Joseph McCarney
Shaping Ends: Reflections on Fukuyama
Francis Fukuyama’s The End of History and the Last Man has been widely regarded as a celebration of the triumph of the West. [1] Its message, on the accepted view, is that, with victory in the Cold War and the death of Communism, the Western way of life has emerged as the culmination of humanity’s historical evolution. As the end state towards which that evolution has been tending it represents a pattern of universal validity, a light to itself and to all non-Western societies still struggling in history. It will be argued here that this interpretation is wholly misconceived and, indeed, that it must be stood on its head to obtain the true meaning of the book. The distinctive core of what the West stands for, in Fukuyama’s view, is liberal democracy. What his book tells us is that this is itself a transitory historical form, the process of whose dissolution is already well advanced. It is a verdict inescapably grounded in the logic of the argument, in the fundamental tenets of the philosophy of history Fukuyama espouses. Thus, in the classic style of that subject, he arrives on the scene too late, when a way of life has grown old beyond hope of rejuvenation.
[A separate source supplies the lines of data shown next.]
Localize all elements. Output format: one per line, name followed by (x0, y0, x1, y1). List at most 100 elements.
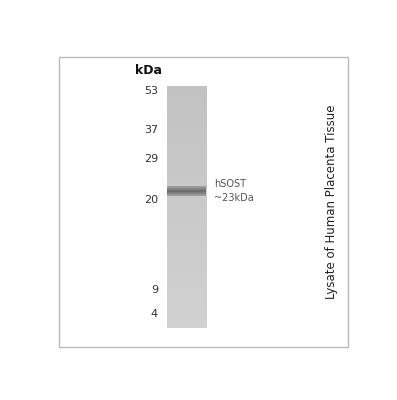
Bar (166, 110, 206, 113)
Text: Lysate of Human Placenta Tissue: Lysate of Human Placenta Tissue (325, 105, 337, 299)
Bar (166, 316, 206, 318)
Bar (166, 153, 206, 155)
Bar (166, 233, 206, 236)
Bar (166, 159, 206, 161)
Bar (166, 264, 206, 266)
Bar (166, 280, 206, 282)
Bar (166, 157, 206, 159)
Bar (166, 237, 206, 240)
Bar (166, 239, 206, 242)
Bar (166, 181, 206, 183)
Bar (166, 118, 206, 121)
Bar (166, 195, 206, 197)
Text: 9: 9 (151, 285, 158, 295)
Bar (166, 266, 206, 268)
Bar (166, 213, 206, 216)
Bar (166, 211, 206, 214)
Bar (166, 187, 206, 189)
Bar (166, 173, 206, 175)
Bar (166, 140, 206, 143)
Bar (166, 217, 206, 220)
Bar (166, 286, 206, 288)
Bar (166, 203, 206, 205)
Bar (166, 114, 206, 117)
Bar (166, 302, 206, 304)
Bar (166, 175, 206, 177)
Bar (166, 221, 206, 224)
Text: 29: 29 (144, 154, 158, 164)
Text: 37: 37 (144, 125, 158, 135)
Bar (166, 310, 206, 312)
Bar (166, 209, 206, 212)
Bar (166, 306, 206, 308)
Bar (166, 320, 206, 322)
Bar (166, 288, 206, 290)
Bar (166, 207, 206, 210)
Bar (166, 304, 206, 306)
Bar (166, 223, 206, 226)
Bar (166, 219, 206, 222)
Bar (166, 185, 206, 187)
Bar (166, 324, 206, 326)
Bar (166, 225, 206, 228)
Bar (166, 86, 206, 88)
Bar (166, 252, 206, 254)
Bar (166, 268, 206, 270)
Bar (166, 260, 206, 262)
Bar (166, 294, 206, 296)
Bar (166, 167, 206, 169)
Bar (166, 197, 206, 199)
Bar (166, 112, 206, 115)
Bar (166, 189, 206, 191)
Bar (166, 130, 206, 133)
Bar (166, 300, 206, 302)
Bar (166, 249, 206, 252)
Bar (166, 177, 206, 179)
Bar (166, 312, 206, 314)
Bar (166, 138, 206, 141)
Bar (166, 231, 206, 234)
Text: hSOST
~23kDa: hSOST ~23kDa (214, 179, 254, 203)
Bar (166, 128, 206, 131)
Bar (166, 241, 206, 244)
Bar (166, 171, 206, 173)
Bar (166, 308, 206, 310)
Bar (166, 247, 206, 250)
Bar (166, 134, 206, 137)
Bar (166, 326, 206, 328)
Bar (166, 163, 206, 165)
Bar (166, 292, 206, 294)
Bar (166, 90, 206, 92)
Bar (166, 229, 206, 232)
Bar (166, 199, 206, 201)
Bar (166, 88, 206, 90)
Bar (166, 145, 206, 147)
Bar (166, 227, 206, 230)
Bar (166, 120, 206, 123)
Bar (166, 122, 206, 125)
Bar (166, 296, 206, 298)
Bar (166, 169, 206, 171)
Bar (166, 256, 206, 258)
Bar (166, 276, 206, 278)
Bar (166, 298, 206, 300)
Bar (166, 243, 206, 246)
Bar (166, 149, 206, 151)
Bar (166, 290, 206, 292)
Bar (166, 94, 206, 96)
Bar (166, 104, 206, 107)
Bar (166, 147, 206, 149)
Bar (166, 258, 206, 260)
Bar (166, 124, 206, 127)
Bar (166, 151, 206, 153)
Bar (166, 318, 206, 320)
Bar (166, 262, 206, 264)
Bar (166, 155, 206, 157)
Bar (166, 100, 206, 103)
Text: kDa: kDa (135, 64, 162, 77)
Bar (166, 201, 206, 203)
Bar (166, 245, 206, 248)
Bar (166, 278, 206, 280)
Bar (166, 322, 206, 324)
Bar (166, 96, 206, 98)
There is a sharp irony in the fact that philosophy’s grey on grey should be taken in this case as an expression of maturity and vigour. Something is owed here to the complex perversity of the times, but something also, it must be admitted, to the strangely half-hearted, double-minded and inadequately self-conscious way in which Fukuyama has approached his task. All this constitutes, however, a reason not for abandoning the agenda he has set but for taking it onwards towards completion.